​Every Space Mission Should Have Its Own Sci-Fi Short

Starring Littlefinger, preferably.

Oct 27 2014, 5:50pm

A still from "Ambition." Image: YouTube/ESA

Over the weekend, the European Space Agency (ESA) released a short film entitled Ambition, directed by Tomek Bagińskiand starring Game of Thrones veteran Aidan Gillen as Littlefinger-in-space. It's a promotional video for the comet-hunting Rosetta mission disguised as a slick futurist short, and it's about as subtle as an explosion at an anvil factory. See for yourself:

You have to love that clunky Rosetta shoe-in. But despite the maudlin dialogue and random rock explosions, Ambition is pretty fantastic. The production value is very high, the explanation of Rosetta's mission and potential legacy is well-framed, and it makes good use of a top-tier actor. But most importantly, the short is an inventive way to contextualize space missions that may otherwise seem esoteric or even pointless to the public.

Which raises the question: Why don't space agencies use sci-fi and speculative fiction as PR tools more often? Despite scouring the internet nearly all morning, I couldn't find a comparable short film for any other modern space mission, though many seem perfectly calibrated for science fiction.

Indeed, Rosetta isn't even the first comet-hunter to make for good fictional fodder. NASA's Stardust mission, launched all the way back in 1999, captured pearly fragments of the comet Wild 2 in its aerogel net, and returned them to Earth. Forget a short; the premise of the Stardust mission—retrieving ethereal substances from ominous celestial bodies—has all the makings of a juicy fantasy story.

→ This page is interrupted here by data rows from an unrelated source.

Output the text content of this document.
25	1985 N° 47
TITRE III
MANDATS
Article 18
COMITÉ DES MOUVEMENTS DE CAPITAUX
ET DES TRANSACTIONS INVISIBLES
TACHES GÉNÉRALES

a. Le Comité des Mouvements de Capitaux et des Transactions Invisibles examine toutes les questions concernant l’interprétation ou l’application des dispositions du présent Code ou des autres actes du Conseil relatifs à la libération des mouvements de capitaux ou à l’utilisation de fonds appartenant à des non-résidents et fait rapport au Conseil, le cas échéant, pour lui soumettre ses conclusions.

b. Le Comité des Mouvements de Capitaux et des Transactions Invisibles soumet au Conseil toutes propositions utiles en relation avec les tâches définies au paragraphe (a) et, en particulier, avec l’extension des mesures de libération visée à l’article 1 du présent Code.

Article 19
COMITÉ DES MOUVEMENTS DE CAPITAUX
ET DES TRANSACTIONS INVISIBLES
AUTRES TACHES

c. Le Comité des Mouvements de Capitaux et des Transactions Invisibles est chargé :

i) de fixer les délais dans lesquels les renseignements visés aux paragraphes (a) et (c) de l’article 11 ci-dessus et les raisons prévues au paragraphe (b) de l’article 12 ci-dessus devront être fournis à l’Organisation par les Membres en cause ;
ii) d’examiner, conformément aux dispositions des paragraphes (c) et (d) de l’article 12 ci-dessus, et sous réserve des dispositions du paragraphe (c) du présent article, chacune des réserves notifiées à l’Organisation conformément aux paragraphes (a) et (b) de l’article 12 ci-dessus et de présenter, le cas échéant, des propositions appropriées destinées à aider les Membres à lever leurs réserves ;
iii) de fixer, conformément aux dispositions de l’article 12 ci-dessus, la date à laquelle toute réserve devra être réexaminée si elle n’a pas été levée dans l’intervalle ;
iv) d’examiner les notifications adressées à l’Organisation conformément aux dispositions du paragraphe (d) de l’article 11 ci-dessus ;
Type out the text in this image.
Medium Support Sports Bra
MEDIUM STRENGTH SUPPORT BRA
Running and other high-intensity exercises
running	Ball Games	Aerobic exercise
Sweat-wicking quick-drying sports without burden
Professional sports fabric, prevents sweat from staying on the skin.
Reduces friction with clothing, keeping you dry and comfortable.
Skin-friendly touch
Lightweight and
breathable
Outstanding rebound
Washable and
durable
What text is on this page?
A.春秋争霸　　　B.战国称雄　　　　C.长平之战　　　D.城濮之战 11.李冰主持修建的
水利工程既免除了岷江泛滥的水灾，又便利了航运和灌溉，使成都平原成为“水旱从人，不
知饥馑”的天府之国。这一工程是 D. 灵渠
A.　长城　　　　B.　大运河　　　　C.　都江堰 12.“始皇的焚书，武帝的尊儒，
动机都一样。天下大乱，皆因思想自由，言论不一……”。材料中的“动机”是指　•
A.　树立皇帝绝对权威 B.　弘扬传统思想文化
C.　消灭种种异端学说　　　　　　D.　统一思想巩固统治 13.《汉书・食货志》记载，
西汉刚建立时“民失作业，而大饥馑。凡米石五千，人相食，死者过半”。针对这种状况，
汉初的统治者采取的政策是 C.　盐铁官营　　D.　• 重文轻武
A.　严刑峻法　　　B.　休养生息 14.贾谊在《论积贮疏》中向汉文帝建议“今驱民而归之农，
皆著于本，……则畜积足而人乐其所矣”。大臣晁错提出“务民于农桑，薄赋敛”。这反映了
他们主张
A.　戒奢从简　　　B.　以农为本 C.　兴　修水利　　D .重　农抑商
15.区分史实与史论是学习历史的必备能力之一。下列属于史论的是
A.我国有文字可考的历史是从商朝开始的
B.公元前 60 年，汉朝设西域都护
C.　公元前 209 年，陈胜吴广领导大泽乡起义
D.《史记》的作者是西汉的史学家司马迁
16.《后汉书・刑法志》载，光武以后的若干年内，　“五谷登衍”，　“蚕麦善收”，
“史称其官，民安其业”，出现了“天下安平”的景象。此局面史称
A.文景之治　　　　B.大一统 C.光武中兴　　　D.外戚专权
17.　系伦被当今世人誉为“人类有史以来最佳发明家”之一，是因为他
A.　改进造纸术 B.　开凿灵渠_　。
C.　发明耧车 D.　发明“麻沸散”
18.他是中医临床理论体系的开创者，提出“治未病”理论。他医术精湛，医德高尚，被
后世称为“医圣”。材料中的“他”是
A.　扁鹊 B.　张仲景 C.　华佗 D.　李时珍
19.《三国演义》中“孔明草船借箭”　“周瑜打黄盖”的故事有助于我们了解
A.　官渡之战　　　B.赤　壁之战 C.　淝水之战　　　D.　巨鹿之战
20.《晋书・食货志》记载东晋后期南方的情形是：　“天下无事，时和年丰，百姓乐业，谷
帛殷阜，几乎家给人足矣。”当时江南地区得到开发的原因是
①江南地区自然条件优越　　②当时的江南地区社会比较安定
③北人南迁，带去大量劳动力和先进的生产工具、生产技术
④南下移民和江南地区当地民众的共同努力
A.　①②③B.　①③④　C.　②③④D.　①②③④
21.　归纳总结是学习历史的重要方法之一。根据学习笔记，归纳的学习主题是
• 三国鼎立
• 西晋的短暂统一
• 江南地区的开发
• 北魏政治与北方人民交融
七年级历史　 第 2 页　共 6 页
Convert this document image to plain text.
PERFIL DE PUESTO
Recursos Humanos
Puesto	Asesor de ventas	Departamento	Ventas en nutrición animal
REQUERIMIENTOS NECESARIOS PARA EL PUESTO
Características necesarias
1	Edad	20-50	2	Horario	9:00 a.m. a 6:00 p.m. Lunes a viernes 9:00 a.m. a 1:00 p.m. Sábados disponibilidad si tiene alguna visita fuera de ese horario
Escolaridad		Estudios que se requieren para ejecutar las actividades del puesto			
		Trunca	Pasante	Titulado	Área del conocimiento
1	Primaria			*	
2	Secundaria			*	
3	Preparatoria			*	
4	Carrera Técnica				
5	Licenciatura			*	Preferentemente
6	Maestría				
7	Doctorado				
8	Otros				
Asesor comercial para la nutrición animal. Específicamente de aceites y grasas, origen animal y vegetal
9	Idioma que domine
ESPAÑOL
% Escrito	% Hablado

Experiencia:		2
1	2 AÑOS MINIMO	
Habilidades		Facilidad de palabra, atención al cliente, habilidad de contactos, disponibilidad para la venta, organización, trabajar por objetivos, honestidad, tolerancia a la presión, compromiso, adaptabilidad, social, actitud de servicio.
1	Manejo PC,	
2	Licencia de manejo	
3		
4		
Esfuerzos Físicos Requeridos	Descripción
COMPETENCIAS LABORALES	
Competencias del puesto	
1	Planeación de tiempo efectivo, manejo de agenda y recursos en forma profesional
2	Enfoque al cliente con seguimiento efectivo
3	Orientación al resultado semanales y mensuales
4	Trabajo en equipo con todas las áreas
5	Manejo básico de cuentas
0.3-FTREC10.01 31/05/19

Or imagine, as another example, a futurist film about the exoplanet-hunting Kepler Space Observatory. Perhaps Kepler has already discovered a system that hosts life-bearing planets, which would be a great premise upon which to build an Ambition-style ruminative short. The James Webb Space Telescope, the Curiosity rover, and the Space Launch System (SLS), among many other contemporary missions, would make great jumping off points into speculative film shorts.

One obvious reason the public might not be getting more of these creative riffs could be that aerospace agencies already catch a lot of flak for profligate spending, though whether they deserve that criticism is hotly debated.

The high production values of Ambition may intensify the charge that agencies aren't careful with their money. Perhaps even people involved with the missions would argue against spending money on sci-fi promotions instead of the project itself.

It could perhaps also be argued that a science fiction angle undermines the science fact behind these missions. Shouldn't chasing down a comet and landing on it be interesting enough for the public without throwing a telekinetic Littlefinger into the mix?

Yes and no. On the one hand, I would hope most people would be impressed by Rosetta's ambitious itinerary, but public apathy about space exploration usually seems tied to confusion over the relevance of these missions to everyday life.

More than anything, that "big picture" scope is what Ambition addresses—how Rosetta might impact the future of humanity, rather than a detailed accounting of technical minutia. Gillen's character explains that water is the key ingredient for life as we know it, and comets may well have seeded it (and perhaps life itself) on Earth. The exchange is vague because the answers to these questions are still up in the air, but the short makes clear that Rosetta has a clear hand in solving them.

Hopefully, the film will inspire other agencies and companies to take a similar, broad view when presenting missions to the public. Much like surreal space art, short films like this can translate the upshot of space exploration more succinctly and widely than nonfiction presentations. Case in point: Ambition already outpaced most of the rest of ESA's YouTube collection a hundredfold.

When push comes to shove, most people prefer to have their science delivered with planet-smashing and theatrical charisma. And who can blame them?